Maoris have only vague concepts of private property. “The first Maori up in the morning is the best dressed.” It is not uncommon for a man who has bought a fine hat to give it ungrudgingly to the first friend who admires it. Says the white man: “The New Zealand Maori is the finest man on earth. But don’t lend him anything!”
There is one aspect of Maori culture that is a sheer delight, one of those perfect art forms that haunts the memory with true loveliness. Young Maori girls, dressed in knotted cord blouses and skirts made of flax stems, become adept in swinging poi balls, made of compressed rushes tied to strings. (Short poi, six-inch strings; long poi, eighteen inches.) In delicate rhythms, sometimes brushing their skirts so as to yield an extra beat, teams of girls execute prolonged and intricate drills.

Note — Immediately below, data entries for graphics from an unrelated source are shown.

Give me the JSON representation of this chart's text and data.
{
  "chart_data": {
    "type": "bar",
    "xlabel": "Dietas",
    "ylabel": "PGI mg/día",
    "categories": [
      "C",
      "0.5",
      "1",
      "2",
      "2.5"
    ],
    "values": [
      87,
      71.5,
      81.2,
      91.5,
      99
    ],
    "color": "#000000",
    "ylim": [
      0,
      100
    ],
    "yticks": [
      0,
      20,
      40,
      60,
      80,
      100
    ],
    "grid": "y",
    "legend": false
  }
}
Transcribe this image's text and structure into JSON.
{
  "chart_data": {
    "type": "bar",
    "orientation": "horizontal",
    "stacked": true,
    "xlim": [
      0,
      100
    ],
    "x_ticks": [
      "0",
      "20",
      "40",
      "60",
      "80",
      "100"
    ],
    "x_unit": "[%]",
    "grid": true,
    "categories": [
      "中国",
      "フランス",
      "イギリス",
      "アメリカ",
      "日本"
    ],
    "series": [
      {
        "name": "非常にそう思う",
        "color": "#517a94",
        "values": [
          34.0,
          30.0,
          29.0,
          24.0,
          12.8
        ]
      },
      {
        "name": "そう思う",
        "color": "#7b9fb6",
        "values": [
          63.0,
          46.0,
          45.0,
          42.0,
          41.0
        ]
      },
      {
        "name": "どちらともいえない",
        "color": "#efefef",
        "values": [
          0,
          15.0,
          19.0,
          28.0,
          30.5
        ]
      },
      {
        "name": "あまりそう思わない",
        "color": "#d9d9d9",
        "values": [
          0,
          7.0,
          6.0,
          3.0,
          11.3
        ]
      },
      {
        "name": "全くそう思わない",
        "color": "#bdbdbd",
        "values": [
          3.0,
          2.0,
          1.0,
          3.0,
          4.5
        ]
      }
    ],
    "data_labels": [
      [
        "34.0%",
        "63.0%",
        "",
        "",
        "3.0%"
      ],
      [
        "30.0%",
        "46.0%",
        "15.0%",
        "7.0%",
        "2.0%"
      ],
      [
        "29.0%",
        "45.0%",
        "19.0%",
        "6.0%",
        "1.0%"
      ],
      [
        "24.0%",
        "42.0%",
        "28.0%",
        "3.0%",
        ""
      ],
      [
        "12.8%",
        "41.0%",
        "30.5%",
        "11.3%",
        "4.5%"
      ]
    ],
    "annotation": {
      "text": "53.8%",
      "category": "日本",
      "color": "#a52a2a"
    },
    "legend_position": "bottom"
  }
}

On festive days they do the canoe poi. Then, with each girl whirling two short poi, they seat themselves upon the ground so as to represent their tribal canoe. In back of them a chief rushes up and down flourishing a greenstone club and urging them on. Somewhere in the shadows an old woman stands, chanting through blue-tattoed lips some wild Polynesian account of the great migration.
Now, in their canoe, the girls make the poi balls fly. At first it seems nothing, merely another dance. Then slowly the poi take on the rhythms of the sea. Shoulders begin to weave as if hands carried great paddles. The chief rants and cries. Always the mournful woman chants in her husky voice.
Now the poi balls whirr in the air, striking beaded skirts, tapping against the body. The entire audience is sailing in that ancestral canoe and the night is tense with the sound of the poi balls. Suddenly the woman moans
. In silence the girls fall backwards, as their ancestors had once collapsed from near starvation. There is now no sound but that of the mysterious poi balls, echoing the tiny slap of waves against the historic canoe. Then the chief shouts. The old woman screams the last measure of the chant. The girls revive, and the trembling poi balls leap to a beat of joy. And there is no one in the room who cannot see that early vision of the Long White Cloud!
The white men who share New Zealand with the Maoris are all of British stock—English as far south as Christchurch, Scots the rest of the way—and no matter for how many generations a family has lived in New Zealand, everyone still speaks of going Home, and they proudly insist, “We are more English than the English.” Perhaps New Zealand’s position at the very antipodes from England has led them to cling tenaciously to every fragment of their English ancestry. This has both good and bad results. New Zealand has a more homogeneous population than any other major country, and in the last war the only four illiterate New Zealanders were found. On the other hand, gifted young people tend to run away from their own land, back to the security of England. Katherine Mansfield, the gifted storyteller, David Low, the cartoonist, and Lord Rutherford, the atomic trail blazer, are only three of thousands who fled their homeland.
Every outstanding prime minister has been born outside New Zealand, and it is interesting to read the boast carved into the beautiful memorial church at Cave: “1928. It is noteworthy that all the men engaged in the building of this Church were British-born.” This yearning for the womb of England combined with life in a vivid new land has resulted in a nation which is most conservative in social life yet completely radical in social legislation.